Part of the recent survey included one-on-one exchanges between the consulting team and members of the private sector and Chintamani said that among the revelations that arose from the survey were that none of the entities in the commercial sector was required to reduce staffing levels as a result of the crisis while there has been no reduction in the level of planned private sector investment or in the level of imports into the country.
However, Chintamani told Stabroek Business that the Guyana economy and specifically the private sector continued to face “internal challenges” that need to be addressed urgently. “We are aware that many of these issues are being addressed through the vehicle of the National Competitiveness Strategy and perhaps at this juncture there is a case to be made for extracting some of the issues from the Competitiveness Strategy document with a view to addressing them urgently.”
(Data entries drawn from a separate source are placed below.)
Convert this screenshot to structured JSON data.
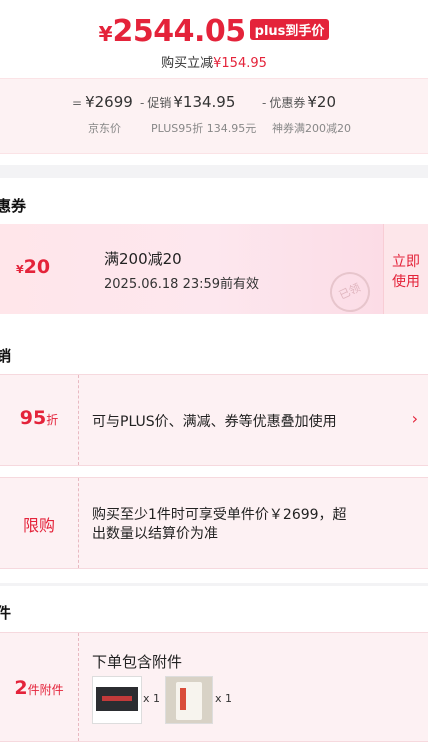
{
  "top": {
    "currency": "¥",
    "price": "2544.05",
    "plus_tag": "plus到手价",
    "buy_reduce_label": "购买立减",
    "buy_reduce_value": "¥154.95"
  },
  "breakdown": {
    "items": [
      {
        "op": "=",
        "label": "",
        "value": "¥2699",
        "sub": "京东价"
      },
      {
        "op": "-",
        "label": "促销",
        "value": "¥134.95",
        "sub": "PLUS95折 134.95元"
      },
      {
        "op": "-",
        "label": "优惠券",
        "value": "¥20",
        "sub": "神券满200减20"
      }
    ]
  },
  "coupon_section": {
    "title": "惠券",
    "amount_currency": "¥",
    "amount": "20",
    "condition": "满200减20",
    "valid": "2025.06.18 23:59前有效",
    "use_btn_line1": "立即",
    "use_btn_line2": "使用",
    "stamp": "已领"
  },
  "promo_section": {
    "title": "销",
    "plus_discount_num": "95",
    "plus_discount_unit": "折",
    "plus_desc": "可与PLUS价、满减、券等优惠叠加使用",
    "arrow": "›",
    "limit_label": "限购",
    "limit_desc_line1": "购买至少1件时可享受单件价￥2699，超",
    "limit_desc_line2": "出数量以结算价为准"
  },
  "accessory_section": {
    "title": "件",
    "count_num": "2",
    "count_unit": "件附件",
    "desc": "下单包含附件",
    "item1_qty": "x 1",
    "item2_qty": "x 1"
  }
}
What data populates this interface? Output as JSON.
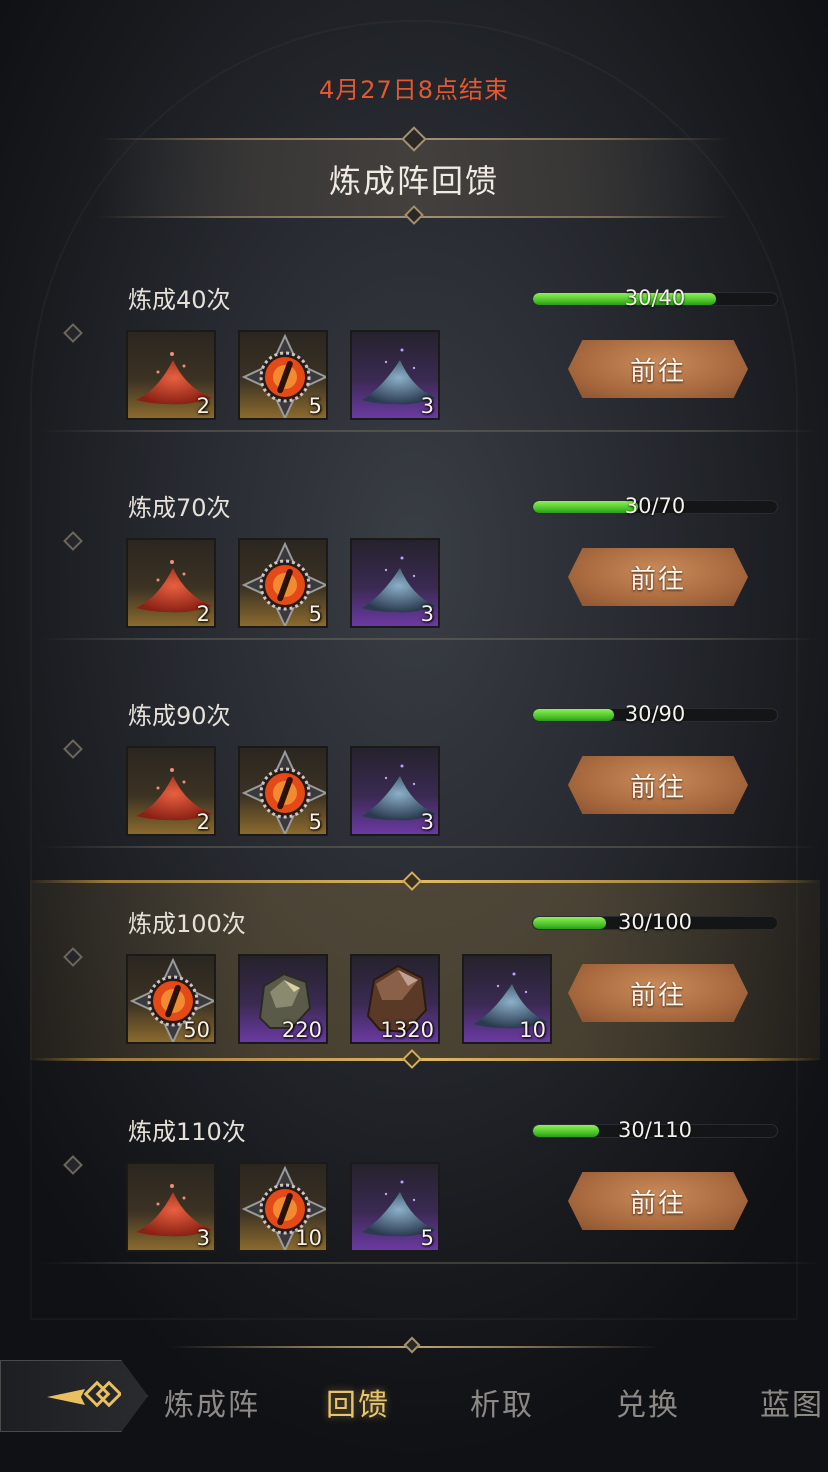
{
  "event": {
    "end_time": "4月27日8点结束",
    "title": "炼成阵回馈"
  },
  "rewards": [
    {
      "label": "炼成40次",
      "progress_text": "30/40",
      "progress": 0.75,
      "button": "前往",
      "items": [
        {
          "icon": "red-powder-icon",
          "rarity": "gold",
          "count": "2"
        },
        {
          "icon": "fire-eye-icon",
          "rarity": "gold",
          "count": "5"
        },
        {
          "icon": "blue-powder-icon",
          "rarity": "purple",
          "count": "3"
        }
      ]
    },
    {
      "label": "炼成70次",
      "progress_text": "30/70",
      "progress": 0.43,
      "button": "前往",
      "items": [
        {
          "icon": "red-powder-icon",
          "rarity": "gold",
          "count": "2"
        },
        {
          "icon": "fire-eye-icon",
          "rarity": "gold",
          "count": "5"
        },
        {
          "icon": "blue-powder-icon",
          "rarity": "purple",
          "count": "3"
        }
      ]
    },
    {
      "label": "炼成90次",
      "progress_text": "30/90",
      "progress": 0.33,
      "button": "前往",
      "items": [
        {
          "icon": "red-powder-icon",
          "rarity": "gold",
          "count": "2"
        },
        {
          "icon": "fire-eye-icon",
          "rarity": "gold",
          "count": "5"
        },
        {
          "icon": "blue-powder-icon",
          "rarity": "purple",
          "count": "3"
        }
      ]
    },
    {
      "label": "炼成100次",
      "progress_text": "30/100",
      "progress": 0.3,
      "button": "前往",
      "highlight": true,
      "items": [
        {
          "icon": "fire-eye-icon",
          "rarity": "gold",
          "count": "50"
        },
        {
          "icon": "dark-ore-icon",
          "rarity": "purple",
          "count": "220"
        },
        {
          "icon": "bronze-ore-icon",
          "rarity": "purple",
          "count": "1320"
        },
        {
          "icon": "blue-powder-icon",
          "rarity": "purple",
          "count": "10"
        }
      ]
    },
    {
      "label": "炼成110次",
      "progress_text": "30/110",
      "progress": 0.27,
      "button": "前往",
      "items": [
        {
          "icon": "red-powder-icon",
          "rarity": "gold",
          "count": "3"
        },
        {
          "icon": "fire-eye-icon",
          "rarity": "gold",
          "count": "10"
        },
        {
          "icon": "blue-powder-icon",
          "rarity": "purple",
          "count": "5"
        }
      ]
    }
  ],
  "tabs": [
    {
      "label": "炼成阵",
      "active": false
    },
    {
      "label": "回馈",
      "active": true
    },
    {
      "label": "析取",
      "active": false
    },
    {
      "label": "兑换",
      "active": false
    },
    {
      "label": "蓝图",
      "active": false
    }
  ],
  "colors": {
    "end_time": "#e5582f",
    "active_tab": "#e9c46a",
    "progress_fill": "#4dc62a",
    "button": "#b0703f"
  }
}
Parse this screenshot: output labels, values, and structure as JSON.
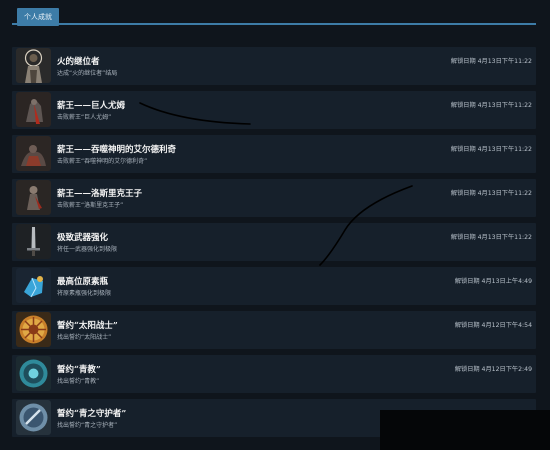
{
  "tab": {
    "label": "个人成就"
  },
  "achievements": [
    {
      "icon": "bonfire-knight-icon",
      "title": "火的继位者",
      "desc": "达成“火的继位者”结局",
      "date": "解锁日期 4月13日下午11:22"
    },
    {
      "icon": "giant-king-icon",
      "title": "薪王——巨人尤姆",
      "desc": "击败薪王“巨人尤姆”",
      "date": "解锁日期 4月13日下午11:22"
    },
    {
      "icon": "aldrich-icon",
      "title": "薪王——吞噬神明的艾尔德利奇",
      "desc": "击败薪王“吞噬神明的艾尔德利奇”",
      "date": "解锁日期 4月13日下午11:22"
    },
    {
      "icon": "lothric-prince-icon",
      "title": "薪王——洛斯里克王子",
      "desc": "击败薪王“洛斯里克王子”",
      "date": "解锁日期 4月13日下午11:22"
    },
    {
      "icon": "sword-icon",
      "title": "极致武器强化",
      "desc": "将任一武器强化到极限",
      "date": "解锁日期 4月13日下午11:22"
    },
    {
      "icon": "titanite-icon",
      "title": "最高位原素瓶",
      "desc": "将原素瓶强化到极限",
      "date": "解锁日期 4月13日上午4:49"
    },
    {
      "icon": "sun-emblem-icon",
      "title": "誓约“太阳战士”",
      "desc": "找出誓约“太阳战士”",
      "date": "解锁日期 4月12日下午4:54"
    },
    {
      "icon": "blue-ring-icon",
      "title": "誓约“青教”",
      "desc": "找出誓约“青教”",
      "date": "解锁日期 4月12日下午2:49"
    },
    {
      "icon": "blue-sentinel-icon",
      "title": "誓约“青之守护者”",
      "desc": "找出誓约“青之守护者”",
      "date": ""
    }
  ]
}
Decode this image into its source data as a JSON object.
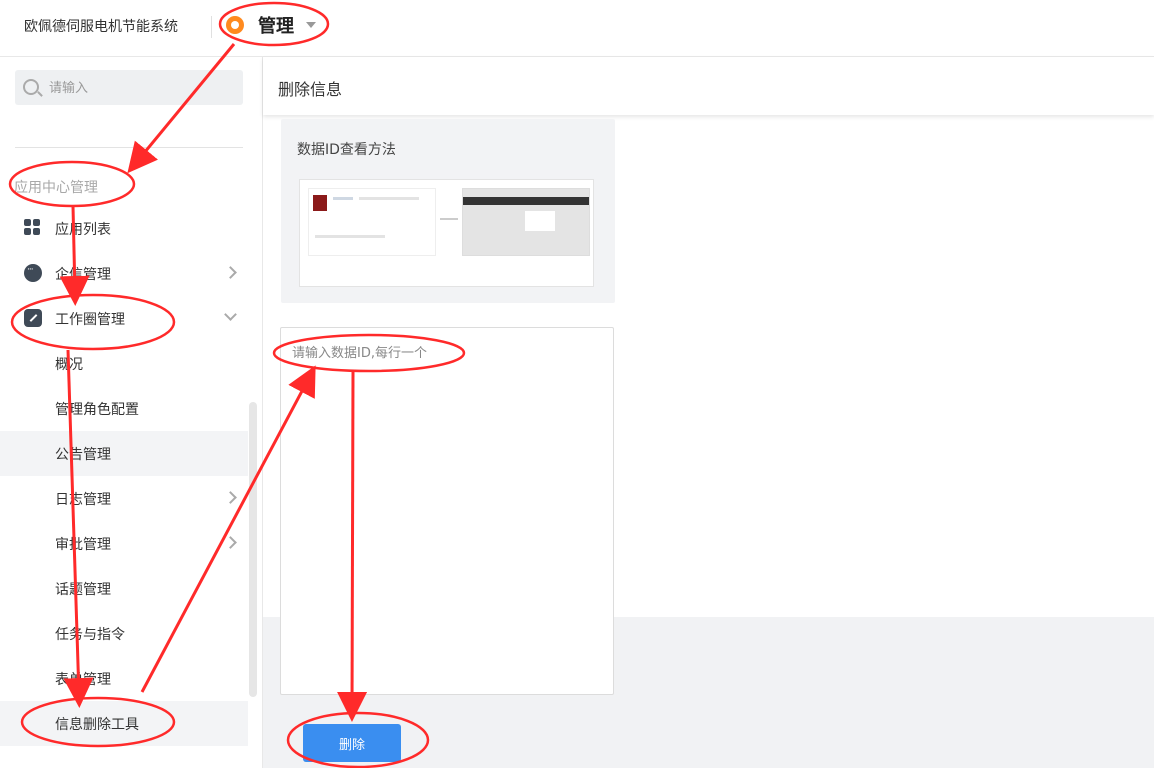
{
  "header": {
    "brand": "欧佩德伺服电机节能系统",
    "app_title": "管理"
  },
  "sidebar": {
    "search_placeholder": "请输入",
    "section_title": "应用中心管理",
    "items": [
      {
        "label": "应用列表",
        "icon": "apps-icon"
      },
      {
        "label": "企信管理",
        "icon": "chat-icon",
        "chevron": "right"
      },
      {
        "label": "工作圈管理",
        "icon": "edit-icon",
        "chevron": "down"
      },
      {
        "label": "概况"
      },
      {
        "label": "管理角色配置"
      },
      {
        "label": "公告管理"
      },
      {
        "label": "日志管理",
        "chevron": "right"
      },
      {
        "label": "审批管理",
        "chevron": "right"
      },
      {
        "label": "话题管理"
      },
      {
        "label": "任务与指令"
      },
      {
        "label": "表单管理"
      },
      {
        "label": "信息删除工具"
      }
    ]
  },
  "main": {
    "page_title": "删除信息",
    "help_title": "数据ID查看方法",
    "textarea_placeholder": "请输入数据ID,每行一个",
    "delete_label": "删除"
  },
  "colors": {
    "accent": "#3a8ef0",
    "annotation": "#ff2a2a",
    "app_icon": "#ff8a1f"
  }
}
The private sector has placed tax reform at the forefront of its list of priorities for engagement with government and Chintamani told Stabroek Business that this was one of the issues that merited priority attention. ‘We know that there is a Green Paper in circulation on taxation and that the
consultants that have been engaged by the government in the process of addressing this issue are due to return to the country. We in the private sector have issues that we want to raise and we are keen to engage the consultants when they return. We feel that that the existing Green Paper is still a working paper and that there are various ways in which we in the private sector can add value to that document,” Chintamani said.
The GCCI President told Stabroek Business that he felt that one possible approach to addressing the issue of tax reform might be to address the various taxation issues separately. “Perhaps we can begin with income tax, for example; then we can move to property taxes, corporate taxes and the various other taxes in turn. “
Meanwhile, according to Chintamani the challenges of the country’s manufacturing sector continue to arise primarily out of its smallness, its limited competitiveness and the difficulties which it faces in securing export markets. “One of the things that we would all wish to see is a set of circumstances in which we have less imports and more exports. The question that arises, however, is how do we arrive at that point? Our production costs are high and that reduces our competitiveness; freight costs out of Guyana are also very high. Those are things that need to be addressed.”
Chintamani disclosed that issues relating to the competitiveness of the manufacturing sector were among the matters that surfaced during a recent meeting between private sector officials and President Bharrat Jagdeo. “At that meeting the President gave a commitment to look at certain areas including electricity costs. We cannot change the electricity rates because of the cost of fuel and other operations but the discussions with the President centred on what was felt to be the need to begin to address the hydropower development issue with an enhanced sense of urgency. If we can have a reliable electricity supply it will not only reduce production costs and make the manufacturing sector more competitive; what it will also do is to place us in a position to more aggressively encourage various forms of private investment in Guyana.”